What the heck does that have to do with the racinos? Well, nothing. It is the mark of sheer, desperate demagoguery, illogical, a non sequitur of the worst kind.
That a then-dominant political party, the DFL, consistently, and bloc-like, voted to keep its deep-pocketed benefactors' casino game the only one in town, is quietly ignored by media. But some dare call a spade what it was: that the DFL Party is a lackey to its Indian paymasters, allowing for a bit of euphemistic fervor. To former Republican minority leader State Senator Dick Day (R-Owatonna), now with a racino-favoring lobbying outfit, the DFL is "a wholly owned subsidiary of the tribal casinos." Touché!
Well, let's see now: In 2010, Minnesota casino-rich tribes thrust $1.3 million into DFL hands, plus uncounted "529" ad money, according to state campaign finance records. In the election cycle before that, during which public smoking in tribal casinos was exempted from the statewide law, tribes tossed contributions of $1.2 million to DFLers.

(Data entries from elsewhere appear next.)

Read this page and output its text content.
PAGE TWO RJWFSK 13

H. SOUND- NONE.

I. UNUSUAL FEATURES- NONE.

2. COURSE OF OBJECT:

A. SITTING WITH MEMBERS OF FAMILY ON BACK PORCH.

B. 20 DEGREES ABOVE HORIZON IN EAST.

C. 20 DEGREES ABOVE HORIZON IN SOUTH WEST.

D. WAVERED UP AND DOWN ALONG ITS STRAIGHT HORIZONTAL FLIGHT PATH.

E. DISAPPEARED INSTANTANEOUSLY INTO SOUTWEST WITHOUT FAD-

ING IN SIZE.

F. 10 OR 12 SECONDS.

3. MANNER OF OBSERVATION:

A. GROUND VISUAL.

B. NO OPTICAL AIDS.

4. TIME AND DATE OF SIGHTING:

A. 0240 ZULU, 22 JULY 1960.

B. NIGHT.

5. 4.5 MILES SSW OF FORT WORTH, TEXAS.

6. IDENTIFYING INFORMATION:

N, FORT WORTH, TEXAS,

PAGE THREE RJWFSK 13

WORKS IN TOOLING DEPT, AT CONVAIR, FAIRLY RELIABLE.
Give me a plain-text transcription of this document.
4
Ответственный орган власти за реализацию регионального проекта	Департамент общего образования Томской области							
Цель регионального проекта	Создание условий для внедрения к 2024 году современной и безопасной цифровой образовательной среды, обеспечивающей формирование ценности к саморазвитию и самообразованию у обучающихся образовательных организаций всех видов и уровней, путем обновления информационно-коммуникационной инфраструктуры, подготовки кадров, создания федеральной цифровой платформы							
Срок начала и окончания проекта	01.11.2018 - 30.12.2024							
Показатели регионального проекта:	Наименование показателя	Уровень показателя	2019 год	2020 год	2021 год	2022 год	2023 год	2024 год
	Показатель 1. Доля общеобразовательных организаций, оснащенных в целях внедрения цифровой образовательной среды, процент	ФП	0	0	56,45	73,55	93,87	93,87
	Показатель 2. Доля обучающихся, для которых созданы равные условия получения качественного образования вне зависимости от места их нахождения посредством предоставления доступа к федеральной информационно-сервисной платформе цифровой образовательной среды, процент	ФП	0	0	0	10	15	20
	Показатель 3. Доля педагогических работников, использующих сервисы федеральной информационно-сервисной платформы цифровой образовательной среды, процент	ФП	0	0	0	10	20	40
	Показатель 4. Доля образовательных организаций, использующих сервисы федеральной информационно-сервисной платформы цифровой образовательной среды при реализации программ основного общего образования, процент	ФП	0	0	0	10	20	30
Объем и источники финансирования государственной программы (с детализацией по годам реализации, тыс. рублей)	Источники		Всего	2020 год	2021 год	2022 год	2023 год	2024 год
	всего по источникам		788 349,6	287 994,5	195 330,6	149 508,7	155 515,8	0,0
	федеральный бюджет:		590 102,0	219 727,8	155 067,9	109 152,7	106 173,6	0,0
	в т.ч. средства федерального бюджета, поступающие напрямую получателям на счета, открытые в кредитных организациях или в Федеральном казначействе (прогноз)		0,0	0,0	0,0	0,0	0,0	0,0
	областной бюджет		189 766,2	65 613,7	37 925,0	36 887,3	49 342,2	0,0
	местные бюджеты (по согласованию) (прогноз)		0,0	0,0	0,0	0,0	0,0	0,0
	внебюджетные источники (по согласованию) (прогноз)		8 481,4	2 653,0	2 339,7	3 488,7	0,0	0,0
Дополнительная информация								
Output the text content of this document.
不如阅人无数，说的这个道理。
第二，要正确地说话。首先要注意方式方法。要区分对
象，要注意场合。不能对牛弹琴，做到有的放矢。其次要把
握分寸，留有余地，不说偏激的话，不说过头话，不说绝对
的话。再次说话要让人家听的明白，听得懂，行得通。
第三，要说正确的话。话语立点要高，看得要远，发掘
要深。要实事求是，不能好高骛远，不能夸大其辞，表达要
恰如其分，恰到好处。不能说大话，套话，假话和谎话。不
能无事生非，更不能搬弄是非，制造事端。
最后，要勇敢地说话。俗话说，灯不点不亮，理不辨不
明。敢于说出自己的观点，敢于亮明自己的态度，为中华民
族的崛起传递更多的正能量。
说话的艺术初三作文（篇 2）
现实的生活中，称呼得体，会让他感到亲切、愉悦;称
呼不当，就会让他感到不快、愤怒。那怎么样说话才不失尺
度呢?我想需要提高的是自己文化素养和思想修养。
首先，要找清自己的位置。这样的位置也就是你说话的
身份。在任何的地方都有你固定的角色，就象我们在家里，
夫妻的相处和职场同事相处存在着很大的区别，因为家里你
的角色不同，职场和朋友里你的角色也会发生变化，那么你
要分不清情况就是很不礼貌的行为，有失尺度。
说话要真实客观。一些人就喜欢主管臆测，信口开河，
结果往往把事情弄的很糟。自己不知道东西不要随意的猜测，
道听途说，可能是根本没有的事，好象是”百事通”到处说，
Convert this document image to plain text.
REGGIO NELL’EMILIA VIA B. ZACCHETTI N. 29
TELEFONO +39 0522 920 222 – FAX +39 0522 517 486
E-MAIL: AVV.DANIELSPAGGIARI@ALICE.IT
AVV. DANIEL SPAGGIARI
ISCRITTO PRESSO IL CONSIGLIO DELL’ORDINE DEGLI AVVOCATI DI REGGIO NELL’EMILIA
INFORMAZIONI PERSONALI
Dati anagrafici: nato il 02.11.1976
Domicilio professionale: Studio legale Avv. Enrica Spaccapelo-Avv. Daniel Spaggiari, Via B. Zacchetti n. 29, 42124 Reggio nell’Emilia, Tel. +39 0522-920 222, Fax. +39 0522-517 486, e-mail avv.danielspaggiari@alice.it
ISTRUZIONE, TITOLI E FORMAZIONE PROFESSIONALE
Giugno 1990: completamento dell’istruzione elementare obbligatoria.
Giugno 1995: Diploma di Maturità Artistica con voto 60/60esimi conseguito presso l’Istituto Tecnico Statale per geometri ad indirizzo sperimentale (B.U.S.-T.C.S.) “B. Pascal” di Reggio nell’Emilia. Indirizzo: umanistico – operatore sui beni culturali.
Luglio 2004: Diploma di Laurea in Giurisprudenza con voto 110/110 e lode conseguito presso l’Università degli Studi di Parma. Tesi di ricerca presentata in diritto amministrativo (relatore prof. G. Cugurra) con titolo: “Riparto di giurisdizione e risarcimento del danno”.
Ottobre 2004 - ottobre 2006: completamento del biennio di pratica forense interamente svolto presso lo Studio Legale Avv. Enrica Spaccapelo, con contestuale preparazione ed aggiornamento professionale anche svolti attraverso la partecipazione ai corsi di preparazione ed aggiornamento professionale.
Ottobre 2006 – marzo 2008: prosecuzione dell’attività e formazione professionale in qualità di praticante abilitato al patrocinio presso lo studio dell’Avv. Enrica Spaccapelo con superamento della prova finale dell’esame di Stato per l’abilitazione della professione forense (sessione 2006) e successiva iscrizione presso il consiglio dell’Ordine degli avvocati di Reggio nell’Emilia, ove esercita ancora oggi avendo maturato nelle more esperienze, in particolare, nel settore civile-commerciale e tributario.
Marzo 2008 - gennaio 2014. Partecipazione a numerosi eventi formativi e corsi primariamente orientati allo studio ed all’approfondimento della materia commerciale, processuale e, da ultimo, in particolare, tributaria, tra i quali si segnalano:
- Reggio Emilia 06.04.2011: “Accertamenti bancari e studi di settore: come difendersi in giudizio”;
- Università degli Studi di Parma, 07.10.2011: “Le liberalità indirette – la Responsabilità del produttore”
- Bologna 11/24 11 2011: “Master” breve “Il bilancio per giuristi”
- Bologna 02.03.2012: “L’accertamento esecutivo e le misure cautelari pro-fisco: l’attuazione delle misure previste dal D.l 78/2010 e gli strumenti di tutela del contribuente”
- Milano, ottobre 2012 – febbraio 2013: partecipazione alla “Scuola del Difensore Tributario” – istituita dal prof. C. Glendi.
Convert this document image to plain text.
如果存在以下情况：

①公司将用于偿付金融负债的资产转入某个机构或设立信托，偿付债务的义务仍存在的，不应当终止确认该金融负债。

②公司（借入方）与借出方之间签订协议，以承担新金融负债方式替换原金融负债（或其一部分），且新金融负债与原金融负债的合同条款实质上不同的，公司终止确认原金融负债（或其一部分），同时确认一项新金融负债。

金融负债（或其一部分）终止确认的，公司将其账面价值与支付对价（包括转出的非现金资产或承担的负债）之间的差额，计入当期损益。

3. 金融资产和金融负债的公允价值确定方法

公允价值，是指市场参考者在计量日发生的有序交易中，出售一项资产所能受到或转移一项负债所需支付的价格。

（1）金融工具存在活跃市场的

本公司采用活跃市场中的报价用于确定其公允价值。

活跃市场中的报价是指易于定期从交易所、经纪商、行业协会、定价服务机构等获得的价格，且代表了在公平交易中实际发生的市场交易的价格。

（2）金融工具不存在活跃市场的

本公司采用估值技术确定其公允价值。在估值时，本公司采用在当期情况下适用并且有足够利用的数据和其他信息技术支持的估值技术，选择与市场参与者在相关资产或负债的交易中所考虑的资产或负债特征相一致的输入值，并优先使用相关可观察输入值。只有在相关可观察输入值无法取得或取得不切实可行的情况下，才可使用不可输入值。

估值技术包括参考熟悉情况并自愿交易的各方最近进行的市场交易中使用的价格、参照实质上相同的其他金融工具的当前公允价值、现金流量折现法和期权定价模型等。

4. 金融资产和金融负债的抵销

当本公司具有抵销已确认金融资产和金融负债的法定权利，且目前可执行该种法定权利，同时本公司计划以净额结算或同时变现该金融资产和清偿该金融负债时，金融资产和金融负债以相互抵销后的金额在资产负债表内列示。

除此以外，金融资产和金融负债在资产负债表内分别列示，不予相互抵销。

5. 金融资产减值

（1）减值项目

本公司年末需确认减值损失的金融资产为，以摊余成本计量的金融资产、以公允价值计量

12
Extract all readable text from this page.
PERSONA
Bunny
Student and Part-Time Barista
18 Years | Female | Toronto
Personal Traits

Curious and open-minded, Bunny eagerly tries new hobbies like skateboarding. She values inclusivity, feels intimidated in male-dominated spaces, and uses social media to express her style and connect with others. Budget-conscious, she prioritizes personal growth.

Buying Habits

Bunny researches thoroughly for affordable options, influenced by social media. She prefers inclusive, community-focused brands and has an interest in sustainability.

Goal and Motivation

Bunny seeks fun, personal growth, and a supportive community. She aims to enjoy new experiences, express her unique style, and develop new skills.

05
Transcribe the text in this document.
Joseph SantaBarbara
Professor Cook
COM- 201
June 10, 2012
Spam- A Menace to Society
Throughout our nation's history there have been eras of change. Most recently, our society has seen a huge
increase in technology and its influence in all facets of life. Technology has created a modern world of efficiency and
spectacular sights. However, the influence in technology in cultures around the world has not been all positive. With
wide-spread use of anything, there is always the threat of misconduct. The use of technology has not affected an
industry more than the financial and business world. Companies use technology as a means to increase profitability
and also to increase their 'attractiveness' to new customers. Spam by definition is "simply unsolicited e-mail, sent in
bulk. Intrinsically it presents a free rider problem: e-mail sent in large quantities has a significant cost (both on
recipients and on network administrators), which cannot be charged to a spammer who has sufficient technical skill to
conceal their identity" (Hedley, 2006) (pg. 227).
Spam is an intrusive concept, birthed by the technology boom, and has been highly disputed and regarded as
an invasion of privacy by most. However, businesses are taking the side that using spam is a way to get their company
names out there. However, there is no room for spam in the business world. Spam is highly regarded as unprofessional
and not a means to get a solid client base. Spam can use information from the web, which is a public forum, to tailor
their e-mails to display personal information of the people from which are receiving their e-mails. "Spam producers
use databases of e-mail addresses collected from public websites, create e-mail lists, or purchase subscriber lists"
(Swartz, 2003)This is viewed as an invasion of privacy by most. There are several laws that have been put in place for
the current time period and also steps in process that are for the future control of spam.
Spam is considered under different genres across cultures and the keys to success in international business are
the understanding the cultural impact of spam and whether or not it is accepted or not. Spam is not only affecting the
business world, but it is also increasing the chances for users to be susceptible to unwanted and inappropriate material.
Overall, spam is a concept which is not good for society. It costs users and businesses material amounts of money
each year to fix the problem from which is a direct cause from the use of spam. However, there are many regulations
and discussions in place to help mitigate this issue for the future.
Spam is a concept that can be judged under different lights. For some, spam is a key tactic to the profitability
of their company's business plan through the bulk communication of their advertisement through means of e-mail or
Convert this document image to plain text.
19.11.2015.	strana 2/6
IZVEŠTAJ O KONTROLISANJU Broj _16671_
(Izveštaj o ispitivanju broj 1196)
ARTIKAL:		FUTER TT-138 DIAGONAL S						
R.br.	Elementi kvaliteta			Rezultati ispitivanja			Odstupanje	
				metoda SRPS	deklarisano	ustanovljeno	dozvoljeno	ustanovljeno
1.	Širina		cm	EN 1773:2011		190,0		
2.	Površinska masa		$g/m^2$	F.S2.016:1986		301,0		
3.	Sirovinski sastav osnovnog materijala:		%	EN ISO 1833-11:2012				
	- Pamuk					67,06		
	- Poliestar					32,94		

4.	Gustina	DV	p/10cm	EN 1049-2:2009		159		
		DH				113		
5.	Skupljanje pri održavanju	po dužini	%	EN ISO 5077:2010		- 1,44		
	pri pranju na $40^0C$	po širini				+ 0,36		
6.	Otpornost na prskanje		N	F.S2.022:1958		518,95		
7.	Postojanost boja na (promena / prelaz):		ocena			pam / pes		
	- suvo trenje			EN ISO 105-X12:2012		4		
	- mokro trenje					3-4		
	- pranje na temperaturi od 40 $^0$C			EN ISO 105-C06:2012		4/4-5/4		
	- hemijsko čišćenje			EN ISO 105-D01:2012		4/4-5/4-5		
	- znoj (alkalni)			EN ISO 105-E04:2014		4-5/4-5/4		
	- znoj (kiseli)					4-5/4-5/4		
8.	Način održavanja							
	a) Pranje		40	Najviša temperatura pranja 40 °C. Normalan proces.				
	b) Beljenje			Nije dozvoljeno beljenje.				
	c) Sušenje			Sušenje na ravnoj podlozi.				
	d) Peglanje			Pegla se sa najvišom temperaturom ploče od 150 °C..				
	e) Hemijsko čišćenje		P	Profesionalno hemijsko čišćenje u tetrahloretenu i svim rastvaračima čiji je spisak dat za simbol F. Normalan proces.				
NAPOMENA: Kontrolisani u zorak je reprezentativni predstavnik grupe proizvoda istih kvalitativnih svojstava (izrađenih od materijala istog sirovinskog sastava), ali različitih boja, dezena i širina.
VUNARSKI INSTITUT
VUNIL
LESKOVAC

Quid pro quo, anyone? Just coincidence? Sure, and pigs soar.
At one time a DFL majority leader claimed "slot gaming" exclusively at Indian casinos was an immutable "Indian gaming right." In an Orwellian twist, he gave new meaning to a bogus entitlement -- that a monopoly is racially bestowed, of all things.
That mantra about a "gaming right" evolved over the years, to a new rallying cry -- that granting such "rights" to anyone but the tribes, would be "expansion"! Ironically, Indian casinos did all the expanding -- from four to 18 in a dozen years. This fact was not reported or opined about by incurious news media.
Labeling any competition for Indian casinos as "expansion" is faddish, knee-jerk, de rigueur for the political left. Their allies, "news" reporters and editorial pages, recite the "expansion" line uncritically, as if Gospel. No one in news media here rocks the boat, preferring to recite the "expansion" mantra. All see the emperor's new clothes.
Paying off a political party in spades for protecting a monopoly is a forever thing in Minnesota. State-tribal compacts, negotiated (if that is the word) by a compliant DFL administration in 1989, have no expiration dates. No sunsetting, they just keep giving and giving, outlasting even the fully-charged Energizer bunny.
"For people like Gary Larson," McCarthy concludes in his hit piece, "it's a win-win-win when Indians lose." (Note: "...people like"?) His presumption is that "slot gaming" at two small-scale race tracks, both near the Twin Cities, would threaten a thriving empire of well-established, close-to-home Indian casinos that dot this state's landscape. They have an estimated operating profit -- after paying prizes! -- of $1.4 billion per year, and spend millions in advertising in friendly, ad-hungry news media. Is there a nexus here? One can only speculate.
Intellectual honesty and historical integrity are not in McCarthy's bag of tricks. Unapologetic editorial page staffers at the StarTribune who ran his possibly libelous, certainly lie-laced claptrap (sorry, no other word fits) ought to be ashamed. Free-flowing, uninhibited civil discourse on public issues is one thing, but smearing and spreading false notions are to be deplored in a just world.
Say you, "all's fair in love, war, and politics"? Think again. Where one political party conspires to trump all competition on behalf of its well-heeled benefactors, nothing less than institutionalized corruption is at hand. Not a pretty thing, one more reason a cynical public is turned-off by politicians' double-dealing, ranking them -- along with lawyers and lobbyists -- and journalists -- near the bottom of the ethical barrel. As formerly one of the last named group, I can only say, ouch!
Gary Larson is a retired newspaper and business magazine editor in Minnesota.